- Born: United States
- Occupation: Writer
- Writing career
- Language: English
- Years active: 1994–present
- Genres: Screenwriting, video game writing

= Marianne Krawczyk =

American writer

Marianne Krawczyk (/ˈkrɔːzɪk/; born June 24, 1964) is a screenwriter and video game writer. She wrote the screenplay for Appleseed Alpha (2014), based on the manga by Masamune Shirow and directed by Shinji Aramaki. Krawczyk is best known for writing the installments of the God of War video game franchise, from its start in 2005, until 2015. She won a BAFTA Game Award for Best Story and Character for her work on God of War II (2007).

==Video game writing==
Krawczyk started her career serving as a co-dialogue writer on the game Area 51 (2005).

===God of War series===
While based at Sony in Santa Monica, Krawczyk wrote the first God of War (2005) game, and also wrote or helped write God of War II (2007), God of War: Betrayal (2007), God of War: Chains of Olympus (2008), God of War III (2010), God of War: Ghost of Sparta (2010), and God of War: Ascension (2013). For her writing work on God of War II, she was awarded a BAFTA Game Award for Best Story and Character, along with co-writers Cory Barlog and David Jaffe.
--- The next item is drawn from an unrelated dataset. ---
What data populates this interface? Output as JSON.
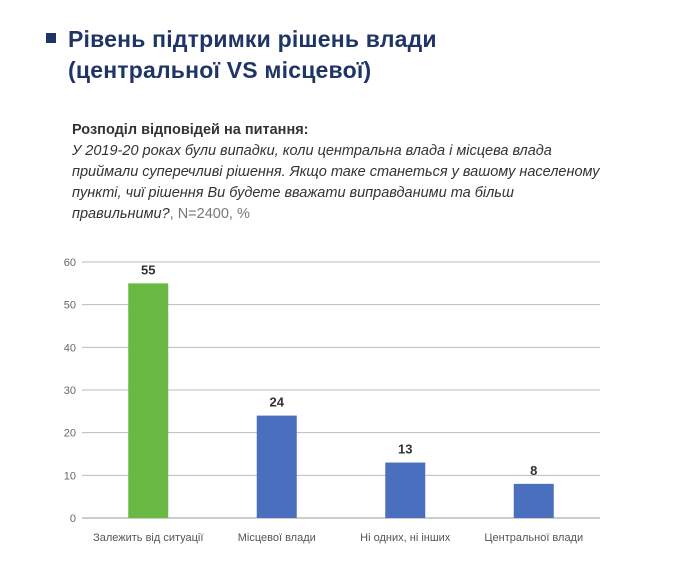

At the 2011 WGA Awards, she and co-writers Stig Asmussen, Ariel Lawrence, and William Weissbaum were nominated for Video Game Writing Awards due to their writing work on God of War III. At the 2014 WGA Awards, she and co-writer Ariel Lawrence were nominated for "Outstanding Achievement in Writing: Video Game Writing" for their work on God of War: Ascension. She also helped write the graphic novel prequel story for God of War: Ascension called Rise of the Warrior.

Krawczyk also had a hand in writing the short series of novels collectively known as God of War: The Lost World, which ran in the game's official website in 2008, shortly prior to the release of God of War: Chains of Olympus, as part of a mini-game called 'The Temple of Helios'.

===Other games===
Krawczyk has also written The Sopranos: Road to Respect (2006), Shank (2010), Shank 2 (2012), Skylanders: Spyro's Adventure (2011), Star Trek (2013) and The Long Dark (2015). Krawczyk has written or helped write games in the Far Cry and Prince of Persia series (particularly serving as a story and dialogue editor in Prince of Persia: The Sands of Time), wrote Field Commander (2006), was a cinematic and dialogue writer for Untold Legends: The Warrior's Code, served as a researcher on L.A. Noire, and was a story consultant on Watch Dogs. She has also written for Knack 2.

==Screenwriting==
Krawczyk also wrote the screenplay for the CG anime film Appleseed Alpha, based on the manga by Masamune Shirow and directed by Shinji Aramaki. The film was well-received upon its release in 2014. Krawczyk has also served as an assistant to producers for the TV show Sweet Valley High from 1994–1995.

==Miscellaneous==
Krawczyk has also taught a Professional Program course in "Video Game Writing" at the UCLA School of Theater, Film and Television.